Brad Williams (letter, Nov. 28) is correct, assisted suicide is not legal in Montana (Associated Press, Nov. 16). The Montana Supreme Court decision, Baxter v. State, merely gives doctors a potential defense to prosecution for homicide.

In the 2011 legislative session, Sen. Anders Blewett and I introduced competing bills in response to Baxter, neither of which passed. His bill sought to legalize assisted suicide; mine sought to eliminate the defense.

During the hearing on Blewett's bill, he conceded that assisted suicide was not legal under Baxter. He said: "under the current law ... there's nothing to protect the doctor from prosecution."

Similar statements were made by others. For example, Dr. Stephen Speckart testified: "most physicians feel significant disease with the limited safeguards and possible risk of criminal prosecution after the Baxter decision."

To view a transcript, see:

Legal assisted suicide is, regardless, a recipe for elder abuse in which heirs are empowered to pressure and abuse older people to cut short their lives.

Assisted suicide is not legal in Montana. The potential defense to prosecution is, however, a "toe in the door," which could lead to legalization in the future. Tell your legislators that you support reversing the defense to keep assisted suicide out of Montana.

Sen. Greg Hinkle, Thompson Falls

Saturday, December 8, 2012

“Dr. Stevens, you saved my life!”

Doctor helped patient with cancer choose life over assisted suicide
November 27, 2012 6:15
I am a doctor in Oregon, one of two states where assisted suicide is legal. This letter responds to your article about the controversy over this practice in Montana. (AP article re: Medical Examiners Board, Nov. 16). I write to clarify that legalizing assisted suicide would allow non-dying persons to be steered to suicide.

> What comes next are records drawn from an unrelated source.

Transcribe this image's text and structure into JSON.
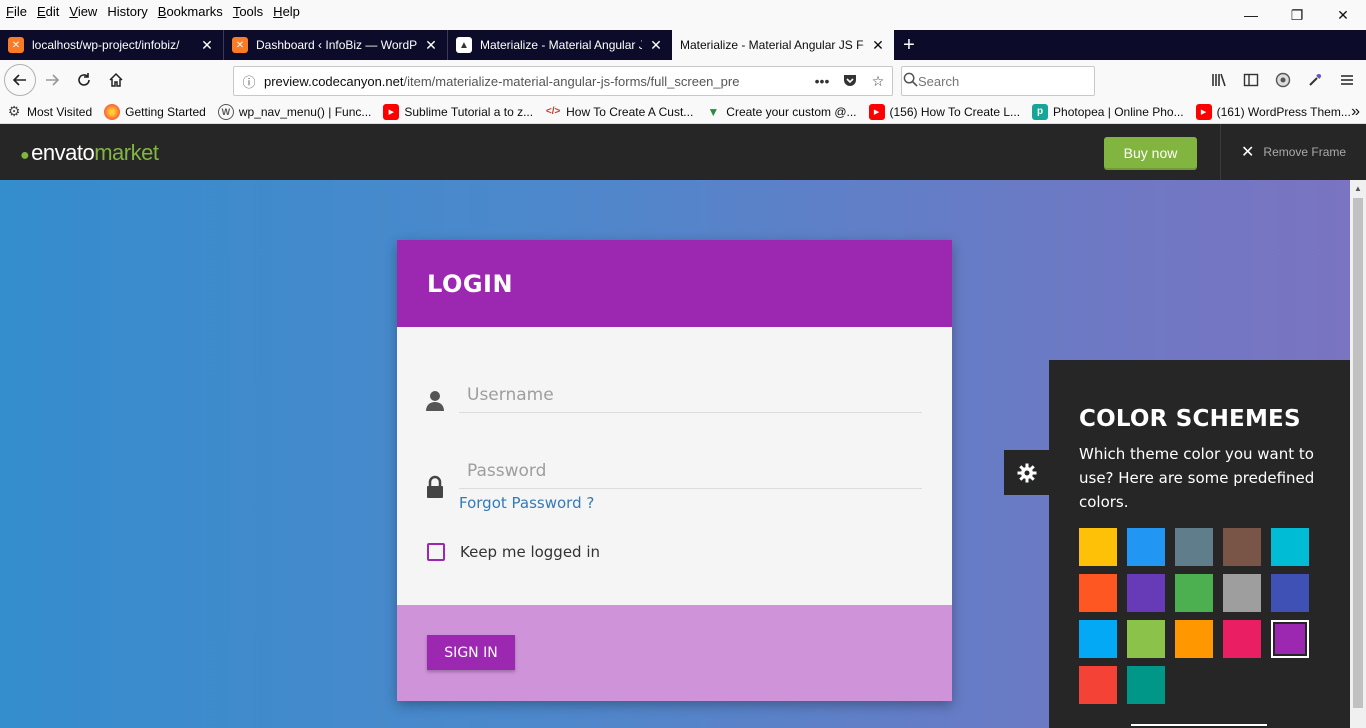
{
  "menu": {
    "items": [
      {
        "label": "File",
        "key": "F",
        "rest": "ile"
      },
      {
        "label": "Edit",
        "key": "E",
        "rest": "dit"
      },
      {
        "label": "View",
        "key": "V",
        "rest": "iew"
      },
      {
        "label": "History",
        "key": "",
        "rest": "History"
      },
      {
        "label": "Bookmarks",
        "key": "B",
        "rest": "ookmarks"
      },
      {
        "label": "Tools",
        "key": "T",
        "rest": "ools"
      },
      {
        "label": "Help",
        "key": "H",
        "rest": "elp"
      }
    ]
  },
  "window_controls": {
    "minimize": "—",
    "restore": "❐",
    "close": "✕"
  },
  "tabs": [
    {
      "label": "localhost/wp-project/infobiz/",
      "icon": "xampp-icon",
      "active": false
    },
    {
      "label": "Dashboard ‹ InfoBiz — WordPr",
      "icon": "xampp-icon",
      "active": false
    },
    {
      "label": "Materialize - Material Angular J",
      "icon": "page-icon",
      "active": false
    },
    {
      "label": "Materialize - Material Angular JS Fo",
      "icon": "none",
      "active": true
    }
  ],
  "tab_close": "✕",
  "new_tab": "+",
  "nav": {
    "url_host": "preview.codecanyon.net",
    "url_path": "/item/materialize-material-angular-js-forms/full_screen_pre",
    "search_placeholder": "Search",
    "page_actions": "•••"
  },
  "bookmarks": [
    {
      "label": "Most Visited",
      "icon": "gear-icon"
    },
    {
      "label": "Getting Started",
      "icon": "firefox-icon"
    },
    {
      "label": "wp_nav_menu() | Func...",
      "icon": "wordpress-icon"
    },
    {
      "label": "Sublime Tutorial a to z...",
      "icon": "youtube-icon"
    },
    {
      "label": "How To Create A Cust...",
      "icon": "site-icon"
    },
    {
      "label": "Create your custom @...",
      "icon": "vue-icon"
    },
    {
      "label": "(156) How To Create L...",
      "icon": "youtube-icon"
    },
    {
      "label": "Photopea | Online Pho...",
      "icon": "photopea-icon"
    },
    {
      "label": "(161) WordPress Them...",
      "icon": "youtube-icon"
    }
  ],
  "envato": {
    "logo_word1": "envato",
    "logo_word2": "market",
    "buy_now": "Buy now",
    "remove_frame": "Remove Frame"
  },
  "login": {
    "title": "LOGIN",
    "username_placeholder": "Username",
    "password_placeholder": "Password",
    "forgot": "Forgot Password ?",
    "remember": "Keep me logged in",
    "signin": "SIGN IN"
  },
  "color_schemes": {
    "title": "COLOR SCHEMES",
    "description": "Which theme color you want to use? Here are some predefined colors.",
    "swatches": [
      "#ffc107",
      "#2196f3",
      "#607d8b",
      "#795548",
      "#00bcd4",
      "#ff5722",
      "#673ab7",
      "#4caf50",
      "#9e9e9e",
      "#3f51b5",
      "#03a9f4",
      "#8bc34a",
      "#ff9800",
      "#e91e63",
      "#9c27b0",
      "#f44336",
      "#009688"
    ],
    "selected_index": 14
  },
  "colors": {
    "accent": "#9c27b0",
    "envato_green": "#82b440",
    "dark": "#262626"
  }
}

Oregon’s assisted-suicide law applies to patients predicted to have less than six months to live. In 2000, I had a cancer patient named Jeanette Hall. Another doctor had given her a terminal diagnosis of six months to a year to live. This was based on her not being treated for cancer.

At our first meeting, Jeanette told me that she did not want to be treated, and that she wanted to opt for what our law allowed – to kill herself with a lethal dose of barbiturates.

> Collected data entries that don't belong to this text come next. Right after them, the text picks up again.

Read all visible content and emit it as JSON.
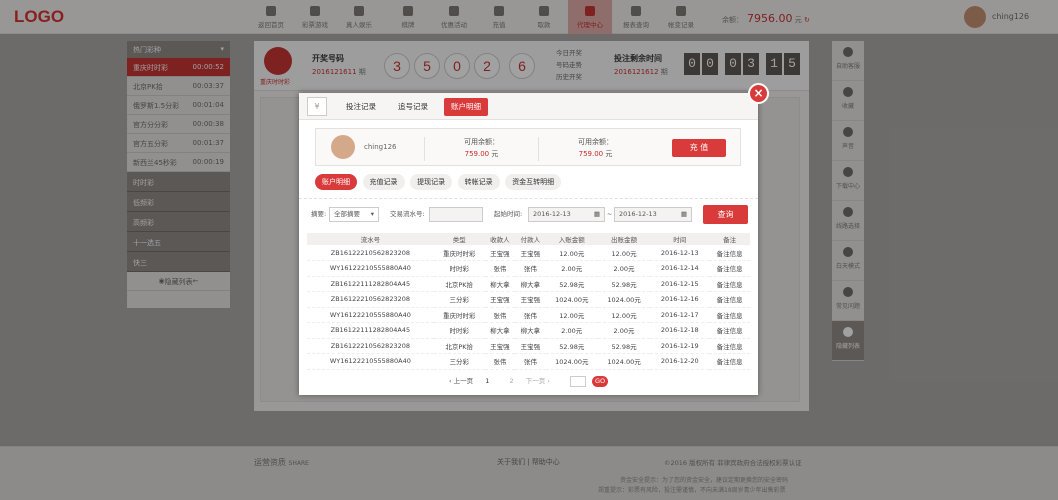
{
  "header": {
    "logo": "LOGO",
    "nav": [
      {
        "label": "返回首页"
      },
      {
        "label": "彩票游戏"
      },
      {
        "label": "真人娱乐"
      },
      {
        "label": "棋牌"
      },
      {
        "label": "优惠活动"
      },
      {
        "label": "充值"
      },
      {
        "label": "取款"
      },
      {
        "label": "代理中心",
        "active": true
      },
      {
        "label": "报表查询"
      },
      {
        "label": "帐变记录"
      }
    ],
    "balance_label": "余额：",
    "balance_value": "7956.00",
    "balance_unit": "元",
    "username": "ching126"
  },
  "sidebar": {
    "title": "热门彩种",
    "games": [
      {
        "name": "重庆时时彩",
        "time": "00:00:52",
        "active": true
      },
      {
        "name": "北京PK拾",
        "time": "00:03:37"
      },
      {
        "name": "俄罗斯1.5分彩",
        "time": "00:01:04"
      },
      {
        "name": "官方分分彩",
        "time": "00:00:38"
      },
      {
        "name": "官方五分彩",
        "time": "00:01:37"
      },
      {
        "name": "新西兰45秒彩",
        "time": "00:00:19"
      }
    ],
    "groups": [
      "时时彩",
      "低频彩",
      "高频彩",
      "十一选五",
      "快三"
    ],
    "hide_label": "隐藏列表"
  },
  "issue": {
    "game_name": "重庆时时彩",
    "draw_title": "开奖号码",
    "draw_no": "2016121611",
    "period": "期",
    "balls": [
      "3",
      "5",
      "0",
      "2",
      "6"
    ],
    "links": [
      "今日开奖",
      "号码走势",
      "历史开奖"
    ],
    "countdown_title": "投注剩余时间",
    "countdown_no": "2016121612",
    "countdown_period": "期",
    "countdown_digits": [
      "0",
      "0",
      "0",
      "3",
      "1",
      "5"
    ]
  },
  "right_panel": [
    {
      "label": "自助客服"
    },
    {
      "label": "收藏"
    },
    {
      "label": "声音"
    },
    {
      "label": "下载中心"
    },
    {
      "label": "线路选择"
    },
    {
      "label": "白天模式"
    },
    {
      "label": "常见问题"
    },
    {
      "label": "隐藏列表",
      "active": true
    }
  ],
  "modal": {
    "tabs": [
      {
        "label": "投注记录"
      },
      {
        "label": "追号记录"
      },
      {
        "label": "账户明细",
        "active": true
      }
    ],
    "close": "×",
    "account": {
      "name": "ching126",
      "available_label": "可用余额：",
      "available_value": "759.00",
      "unit": "元",
      "available2_label": "可用余额：",
      "available2_value": "759.00",
      "recharge_btn": "充 值"
    },
    "sub_tabs": [
      {
        "label": "账户明细",
        "active": true
      },
      {
        "label": "充值记录"
      },
      {
        "label": "提现记录"
      },
      {
        "label": "转帐记录"
      },
      {
        "label": "资金互转明细"
      }
    ],
    "filter": {
      "summary_label": "摘要:",
      "summary_value": "全部摘要",
      "txn_label": "交易流水号:",
      "date_label": "起始时间:",
      "date_from": "2016-12-13",
      "date_sep": "~",
      "date_to": "2016-12-13",
      "query_btn": "查询"
    },
    "table": {
      "headers": [
        "流水号",
        "类型",
        "收款人",
        "付款人",
        "入账金额",
        "出账金额",
        "时间",
        "备注"
      ],
      "rows": [
        [
          "ZB16122210562823208",
          "重庆时时彩",
          "王宝强",
          "王宝强",
          "12.00元",
          "12.00元",
          "2016-12-13",
          "备注信息"
        ],
        [
          "WY16122210555880A40",
          "时时彩",
          "张伟",
          "张伟",
          "2.00元",
          "2.00元",
          "2016-12-14",
          "备注信息"
        ],
        [
          "ZB16122111282804A45",
          "北京PK拾",
          "柳大拿",
          "柳大拿",
          "52.98元",
          "52.98元",
          "2016-12-15",
          "备注信息"
        ],
        [
          "ZB16122210562823208",
          "三分彩",
          "王宝强",
          "王宝强",
          "1024.00元",
          "1024.00元",
          "2016-12-16",
          "备注信息"
        ],
        [
          "WY16122210555880A40",
          "重庆时时彩",
          "张伟",
          "张伟",
          "12.00元",
          "12.00元",
          "2016-12-17",
          "备注信息"
        ],
        [
          "ZB16122111282804A45",
          "时时彩",
          "柳大拿",
          "柳大拿",
          "2.00元",
          "2.00元",
          "2016-12-18",
          "备注信息"
        ],
        [
          "ZB16122210562823208",
          "北京PK拾",
          "王宝强",
          "王宝强",
          "52.98元",
          "52.98元",
          "2016-12-19",
          "备注信息"
        ],
        [
          "WY16122210555880A40",
          "三分彩",
          "张伟",
          "张伟",
          "1024.00元",
          "1024.00元",
          "2016-12-20",
          "备注信息"
        ]
      ]
    },
    "pagination": {
      "prev": "‹ 上一页",
      "pages": [
        "1",
        "2"
      ],
      "next": "下一页 ›",
      "go": "GO"
    }
  },
  "footer": {
    "partners_title": "运营资质",
    "partners_sub": "SHARE",
    "links": [
      "关于我们",
      "帮助中心"
    ],
    "copyright": "©2016 版权所有 菲律宾政府合法授权彩票认证",
    "notice1": "资金安全提示：为了您的资金安全，建议定期更换您的安全密码",
    "notice2": "郑重提示：彩票有风险，投注需谨慎，不向未满18周岁青少年出售彩票"
  }
}
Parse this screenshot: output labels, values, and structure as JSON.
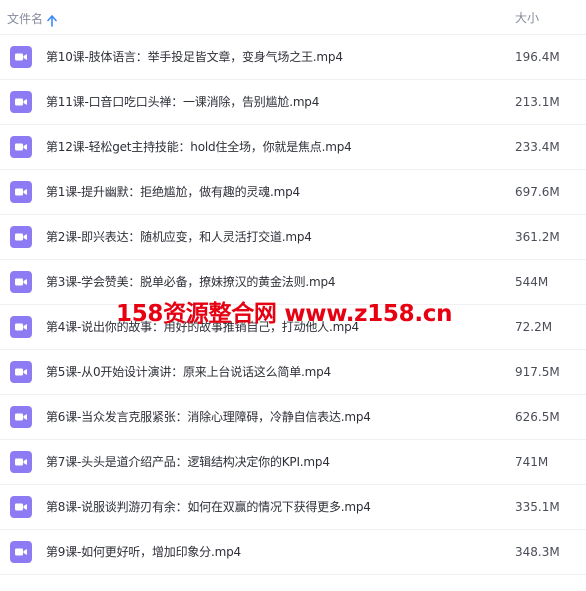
{
  "header": {
    "name_label": "文件名",
    "size_label": "大小",
    "sort_direction": "ascending"
  },
  "colors": {
    "file_icon": "#8c7bf3",
    "sort_arrow": "#3d8af7",
    "watermark": "#e60012"
  },
  "files": [
    {
      "name": "第10课-肢体语言：举手投足皆文章，变身气场之王.mp4",
      "size": "196.4M",
      "icon": "video-file-icon"
    },
    {
      "name": "第11课-口音口吃口头禅：一课消除，告别尴尬.mp4",
      "size": "213.1M",
      "icon": "video-file-icon"
    },
    {
      "name": "第12课-轻松get主持技能：hold住全场，你就是焦点.mp4",
      "size": "233.4M",
      "icon": "video-file-icon"
    },
    {
      "name": "第1课-提升幽默：拒绝尴尬，做有趣的灵魂.mp4",
      "size": "697.6M",
      "icon": "video-file-icon"
    },
    {
      "name": "第2课-即兴表达：随机应变，和人灵活打交道.mp4",
      "size": "361.2M",
      "icon": "video-file-icon"
    },
    {
      "name": "第3课-学会赞美：脱单必备，撩妹撩汉的黄金法则.mp4",
      "size": "544M",
      "icon": "video-file-icon"
    },
    {
      "name": "第4课-说出你的故事：用好的故事推销自己，打动他人.mp4",
      "size": "72.2M",
      "icon": "video-file-icon"
    },
    {
      "name": "第5课-从0开始设计演讲：原来上台说话这么简单.mp4",
      "size": "917.5M",
      "icon": "video-file-icon"
    },
    {
      "name": "第6课-当众发言克服紧张：消除心理障碍，冷静自信表达.mp4",
      "size": "626.5M",
      "icon": "video-file-icon"
    },
    {
      "name": "第7课-头头是道介绍产品：逻辑结构决定你的KPI.mp4",
      "size": "741M",
      "icon": "video-file-icon"
    },
    {
      "name": "第8课-说服谈判游刃有余：如何在双赢的情况下获得更多.mp4",
      "size": "335.1M",
      "icon": "video-file-icon"
    },
    {
      "name": "第9课-如何更好听，增加印象分.mp4",
      "size": "348.3M",
      "icon": "video-file-icon"
    }
  ],
  "watermark": {
    "text": "158资源整合网 www.z158.cn"
  }
}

I did not and do not believe in assisted suicide. I informed her that her cancer was treatable and that her prospects were good. But she wanted “the pills.” She had made up her mind, but she continued to see me.

On the third or fourth visit, I asked her about her family and learned that she had a son. I asked her how he would feel if she went through with her plan. Shortly after that, she agreed to be treated, and her cancer was cured.

Five years later she saw me in a restaurant and said, “Dr. Stevens, you saved my life!”

For her, the mere presence of legal assisted suicide had steered her to suicide.

I understand that assisted suicide will be an issue in your upcoming legislative session. I urge you to encourage your legislators to clarify your law to keep assisted suicide out of Montana.